What a great idea - and thanks for sharing. I don’t particularly find nesterov faster, FYI; it depends on the dataset. One test of your code would be to try the pytorch optim implementation on your dataset with and without nesterov, and see if your performance is the same.
Also, I like your clear approach of showing a basic Dataset, and basic fully connected net. Really well done. Here’s a slight refactoring of your forward() BTW (untested):
def forward(self, x):
for lin in self.linears:
lin_x = lin(x)
x = F.relu(lin_x)
return F.log_softmax(lin_x)
(Also - I forgot to mention, in the code you showed me yesterday I think you forgot to include F.relu.)
Thanks for the feedback, I should definitely cross check my results with PyTorch. That way I can be sure, but I assumed a smarter ball to be always faster than a regular ball with momentum.
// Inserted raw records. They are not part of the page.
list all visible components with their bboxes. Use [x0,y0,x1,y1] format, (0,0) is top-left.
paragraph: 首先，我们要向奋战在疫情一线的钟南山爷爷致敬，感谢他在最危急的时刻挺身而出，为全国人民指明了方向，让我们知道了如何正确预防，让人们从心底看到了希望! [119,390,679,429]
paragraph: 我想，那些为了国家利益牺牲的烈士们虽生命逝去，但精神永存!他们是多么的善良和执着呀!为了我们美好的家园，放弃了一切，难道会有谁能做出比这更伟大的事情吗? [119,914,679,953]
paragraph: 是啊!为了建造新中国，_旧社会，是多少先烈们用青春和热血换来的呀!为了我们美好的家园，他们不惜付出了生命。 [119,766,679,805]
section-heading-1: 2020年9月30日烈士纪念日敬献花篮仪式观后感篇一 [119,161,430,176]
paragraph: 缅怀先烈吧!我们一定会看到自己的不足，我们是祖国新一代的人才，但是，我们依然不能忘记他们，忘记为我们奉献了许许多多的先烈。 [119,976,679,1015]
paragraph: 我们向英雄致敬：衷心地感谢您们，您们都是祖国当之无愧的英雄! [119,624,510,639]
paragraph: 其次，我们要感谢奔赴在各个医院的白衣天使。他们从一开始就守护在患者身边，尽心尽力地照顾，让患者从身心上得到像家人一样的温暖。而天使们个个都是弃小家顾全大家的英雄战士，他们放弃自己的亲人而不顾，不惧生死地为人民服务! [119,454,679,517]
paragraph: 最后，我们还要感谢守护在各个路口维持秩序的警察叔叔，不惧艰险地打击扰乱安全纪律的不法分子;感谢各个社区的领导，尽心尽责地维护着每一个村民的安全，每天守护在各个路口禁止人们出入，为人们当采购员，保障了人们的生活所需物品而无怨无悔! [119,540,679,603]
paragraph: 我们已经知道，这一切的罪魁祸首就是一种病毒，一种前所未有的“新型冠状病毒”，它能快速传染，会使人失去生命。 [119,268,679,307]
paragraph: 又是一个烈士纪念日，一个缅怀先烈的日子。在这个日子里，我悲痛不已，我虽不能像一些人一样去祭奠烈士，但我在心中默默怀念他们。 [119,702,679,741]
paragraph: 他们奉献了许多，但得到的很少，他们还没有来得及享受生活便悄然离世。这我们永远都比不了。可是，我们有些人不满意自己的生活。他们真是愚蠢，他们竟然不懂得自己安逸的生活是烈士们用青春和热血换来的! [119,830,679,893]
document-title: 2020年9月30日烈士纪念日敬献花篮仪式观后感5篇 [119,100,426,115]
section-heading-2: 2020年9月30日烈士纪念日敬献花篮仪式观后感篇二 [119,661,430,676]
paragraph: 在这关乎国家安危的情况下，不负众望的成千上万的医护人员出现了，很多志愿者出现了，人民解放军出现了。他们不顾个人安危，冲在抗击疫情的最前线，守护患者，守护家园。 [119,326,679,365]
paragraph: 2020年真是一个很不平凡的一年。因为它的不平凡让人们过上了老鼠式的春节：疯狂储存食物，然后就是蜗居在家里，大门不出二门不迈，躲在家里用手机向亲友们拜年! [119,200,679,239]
Nevertheless, I shouldn’t be assuming as you’ve been telling us
For the second part, autoencoder project, I didn’t include any non-linearity since I read this in Kaggle discussion:
Question: Cool - thank you You mentioned you have used linear activation function - e.g. - just input and weight multiplication Did you use it for all (any specific reason?) or only for bottleneck layer?
And this layer activations - did you just concat them in one huge dataset as you mentioned of 1-10k dimension?
Michael: I recommend linear activation in the middle layer of bottleneck setup because relu truncate the values <0. Yes just concat to a long feature vector. Here for a deep stack DAE 221-1500-1500-1500-221 you get new dataset with 4500 features.
But definitely I can try both with and without activation as a step of ablation study. What would you say to that ?
It’s very interesting before normalizing data all Nesterov was behaving very awkward but after normalizing it seems to be right. It probably highly depends on the loss curve and what kind of function we are trying the optimize. I actually wouldn’t notice that I’ve forgotten to normalize my data if it wasn’t for Adagrad’s way of saying ‘Hey something is wrong with your setup’
Nevertheless, it’s also very cool to see how each optimizer has it’s own unique nature and how cumbersome it would have been to find good ways of optimizing our loss function if it wasn’t for the SOTA techniques we are readily using in Fast.ai. Again, appreciated
Note: I’ve updated the notebook in my github repo for those who would like to check out, recommend anyhing or just have a glimpse at it More will come after exams, need to study some TS and ML too…
Update: SGD, SGD Momentum, Nesterov, Adagrad, RMSProp, Adam, Adamax are all done and cross checked with PyTorch + Nadam (Currently not available in optim module). They seem solid, so you can check the implementations without any hesitation, thanks !
Hey Ravi that code is not intended to run but rather to show the algotihm. So you can ignore parts with ### Algorihtm header. NB raw was not visually good on github, so I left it as a code chunk.